Anyway, about 3km into the race I a guy kept on trying to overtake me and of course, I was not having this! I really pushed my body to its limits but after a while we both decided that this was too exhausting and so we ran next to each other. We had a bit of a chat and I found out that my temporary running mate was Stephen from the UK. When Stephen and I overtook a woman I noticed that there was no other female runner in front of me. I got very excited as I thought that this time I had the chance to win a prize, as it was a dead cert to me that the organisers would have catered for the female competitors in this race.

When I crossed the finishing line the lady with the stopwatch told me that I had finished in 47 minutes and 58 seconds and when I asked her whether I was the first woman she looked at me surprised and said she did not know. However, my friends, who had already completed the race, confirmed that I was indeed the fastest female competitor. But the fact that the lady at the finish was not interested in either my name or my time made me suspect that once again I would be winning the women’s category in a race without getting recognition.

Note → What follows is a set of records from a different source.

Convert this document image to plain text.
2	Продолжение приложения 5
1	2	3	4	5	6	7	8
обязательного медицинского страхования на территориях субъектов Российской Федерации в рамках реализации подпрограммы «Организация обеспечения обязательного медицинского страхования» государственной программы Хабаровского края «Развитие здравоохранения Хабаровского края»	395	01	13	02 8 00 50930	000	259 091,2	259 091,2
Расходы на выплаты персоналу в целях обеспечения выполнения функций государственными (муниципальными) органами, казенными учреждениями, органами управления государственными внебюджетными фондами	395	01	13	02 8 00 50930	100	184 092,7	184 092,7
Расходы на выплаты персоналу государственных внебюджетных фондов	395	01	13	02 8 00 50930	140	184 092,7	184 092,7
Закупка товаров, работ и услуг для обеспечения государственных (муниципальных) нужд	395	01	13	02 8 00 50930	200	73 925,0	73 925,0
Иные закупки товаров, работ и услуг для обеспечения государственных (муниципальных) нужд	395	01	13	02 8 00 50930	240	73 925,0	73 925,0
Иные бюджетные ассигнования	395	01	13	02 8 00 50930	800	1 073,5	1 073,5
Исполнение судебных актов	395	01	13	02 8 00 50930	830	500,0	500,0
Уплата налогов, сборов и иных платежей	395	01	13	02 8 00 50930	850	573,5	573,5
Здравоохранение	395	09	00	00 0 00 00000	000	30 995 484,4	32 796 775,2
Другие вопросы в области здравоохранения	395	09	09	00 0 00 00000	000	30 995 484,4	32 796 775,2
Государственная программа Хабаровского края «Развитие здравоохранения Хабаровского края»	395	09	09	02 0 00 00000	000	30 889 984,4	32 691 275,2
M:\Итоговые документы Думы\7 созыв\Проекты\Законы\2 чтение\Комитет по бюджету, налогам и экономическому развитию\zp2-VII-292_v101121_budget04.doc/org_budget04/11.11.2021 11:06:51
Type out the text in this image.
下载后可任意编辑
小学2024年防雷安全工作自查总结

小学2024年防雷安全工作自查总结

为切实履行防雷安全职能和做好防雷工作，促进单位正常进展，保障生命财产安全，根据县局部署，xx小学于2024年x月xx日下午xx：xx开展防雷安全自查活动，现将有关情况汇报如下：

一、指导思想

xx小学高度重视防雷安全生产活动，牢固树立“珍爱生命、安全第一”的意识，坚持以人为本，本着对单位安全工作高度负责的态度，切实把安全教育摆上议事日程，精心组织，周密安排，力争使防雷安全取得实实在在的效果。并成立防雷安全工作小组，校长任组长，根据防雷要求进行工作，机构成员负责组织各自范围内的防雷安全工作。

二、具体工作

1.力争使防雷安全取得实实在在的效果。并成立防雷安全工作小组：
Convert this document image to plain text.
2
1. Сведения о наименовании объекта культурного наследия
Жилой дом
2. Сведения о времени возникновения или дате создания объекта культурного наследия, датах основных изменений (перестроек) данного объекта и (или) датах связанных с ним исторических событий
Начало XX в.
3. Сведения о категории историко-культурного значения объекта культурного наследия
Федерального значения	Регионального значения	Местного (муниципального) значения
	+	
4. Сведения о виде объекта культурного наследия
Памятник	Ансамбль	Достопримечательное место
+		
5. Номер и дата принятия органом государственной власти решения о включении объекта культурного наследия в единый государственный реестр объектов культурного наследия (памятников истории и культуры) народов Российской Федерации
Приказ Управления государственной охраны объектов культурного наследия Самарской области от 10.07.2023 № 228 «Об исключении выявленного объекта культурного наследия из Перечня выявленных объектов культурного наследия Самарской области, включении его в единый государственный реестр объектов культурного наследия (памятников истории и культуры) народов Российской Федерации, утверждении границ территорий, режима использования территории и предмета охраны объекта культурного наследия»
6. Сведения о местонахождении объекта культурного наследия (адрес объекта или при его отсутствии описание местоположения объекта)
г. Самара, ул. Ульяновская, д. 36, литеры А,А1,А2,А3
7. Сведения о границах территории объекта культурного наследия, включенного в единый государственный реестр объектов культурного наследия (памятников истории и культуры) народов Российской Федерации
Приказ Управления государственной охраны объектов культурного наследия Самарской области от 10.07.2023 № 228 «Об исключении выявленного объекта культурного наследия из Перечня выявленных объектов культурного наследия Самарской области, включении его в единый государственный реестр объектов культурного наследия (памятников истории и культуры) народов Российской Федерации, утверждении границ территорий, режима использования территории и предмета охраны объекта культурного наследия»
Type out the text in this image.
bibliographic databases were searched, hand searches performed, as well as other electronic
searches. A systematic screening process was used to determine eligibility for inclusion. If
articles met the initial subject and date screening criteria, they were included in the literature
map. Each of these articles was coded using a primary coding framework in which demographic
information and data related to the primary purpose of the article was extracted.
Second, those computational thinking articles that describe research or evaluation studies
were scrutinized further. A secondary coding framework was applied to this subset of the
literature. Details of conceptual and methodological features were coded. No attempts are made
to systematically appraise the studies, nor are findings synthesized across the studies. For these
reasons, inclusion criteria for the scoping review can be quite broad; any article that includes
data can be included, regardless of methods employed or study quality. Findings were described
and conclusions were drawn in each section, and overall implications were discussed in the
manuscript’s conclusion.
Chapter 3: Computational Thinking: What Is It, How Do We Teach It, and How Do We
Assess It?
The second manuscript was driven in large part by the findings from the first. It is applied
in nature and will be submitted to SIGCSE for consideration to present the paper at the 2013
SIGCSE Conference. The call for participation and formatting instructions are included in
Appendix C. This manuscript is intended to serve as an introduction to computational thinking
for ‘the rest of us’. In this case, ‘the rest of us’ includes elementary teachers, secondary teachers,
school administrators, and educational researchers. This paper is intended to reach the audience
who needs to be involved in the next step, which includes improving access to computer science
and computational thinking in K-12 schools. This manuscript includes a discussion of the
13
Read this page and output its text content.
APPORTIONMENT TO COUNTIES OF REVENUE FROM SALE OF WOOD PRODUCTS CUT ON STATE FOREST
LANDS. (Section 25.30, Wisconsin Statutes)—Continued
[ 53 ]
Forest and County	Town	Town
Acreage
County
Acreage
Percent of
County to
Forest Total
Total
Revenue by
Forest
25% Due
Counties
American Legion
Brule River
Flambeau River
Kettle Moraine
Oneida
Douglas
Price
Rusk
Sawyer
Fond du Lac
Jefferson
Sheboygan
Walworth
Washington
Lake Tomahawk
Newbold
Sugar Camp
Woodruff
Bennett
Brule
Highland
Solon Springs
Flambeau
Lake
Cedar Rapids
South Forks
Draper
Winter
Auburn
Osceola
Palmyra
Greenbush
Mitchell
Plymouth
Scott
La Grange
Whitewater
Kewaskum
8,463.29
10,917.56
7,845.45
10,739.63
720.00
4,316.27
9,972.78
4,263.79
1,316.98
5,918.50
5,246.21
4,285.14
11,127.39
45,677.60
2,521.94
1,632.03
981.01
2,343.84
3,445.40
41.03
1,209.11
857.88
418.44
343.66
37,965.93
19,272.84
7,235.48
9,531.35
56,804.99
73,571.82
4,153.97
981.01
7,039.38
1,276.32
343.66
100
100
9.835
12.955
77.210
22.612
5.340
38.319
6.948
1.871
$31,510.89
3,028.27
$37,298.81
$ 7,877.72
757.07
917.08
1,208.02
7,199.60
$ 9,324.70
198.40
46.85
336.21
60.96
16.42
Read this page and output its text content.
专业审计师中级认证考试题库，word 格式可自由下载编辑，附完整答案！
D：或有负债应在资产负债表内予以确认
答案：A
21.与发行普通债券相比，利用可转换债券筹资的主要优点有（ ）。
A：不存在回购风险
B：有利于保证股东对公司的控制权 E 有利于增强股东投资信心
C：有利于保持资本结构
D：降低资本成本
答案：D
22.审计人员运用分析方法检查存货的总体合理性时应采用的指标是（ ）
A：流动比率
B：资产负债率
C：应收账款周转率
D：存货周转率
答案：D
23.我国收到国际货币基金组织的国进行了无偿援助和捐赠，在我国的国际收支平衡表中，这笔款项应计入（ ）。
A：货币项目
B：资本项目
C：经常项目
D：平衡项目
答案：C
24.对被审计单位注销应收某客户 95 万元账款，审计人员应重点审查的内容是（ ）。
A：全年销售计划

And indeed that was the case. After having hung around the place for a while we went inside for brunch and the award-giving ceremony and after the three winners had been given their prizes the ceremony was over! I have to admit that I was slightly disappointed as I had never won anything in my life and I was very excited to finally receive an award or at least a recognition by my name being mentioned – but none of this happened. My friend Ale, who came third, was equally disappointed.

I guess I will have to launch a campaign for competing women in Pakistan as I seriously think it is quite sad that we do not get the recognition we sometimes deserve. I guess the organisers, who I utterly admire for organising these events and I hope they will continue to do so, are not used to women taking part in these races. However, as more and more female runners enjoy taking on their male counterparts, it would be great to have a women’s category in the future.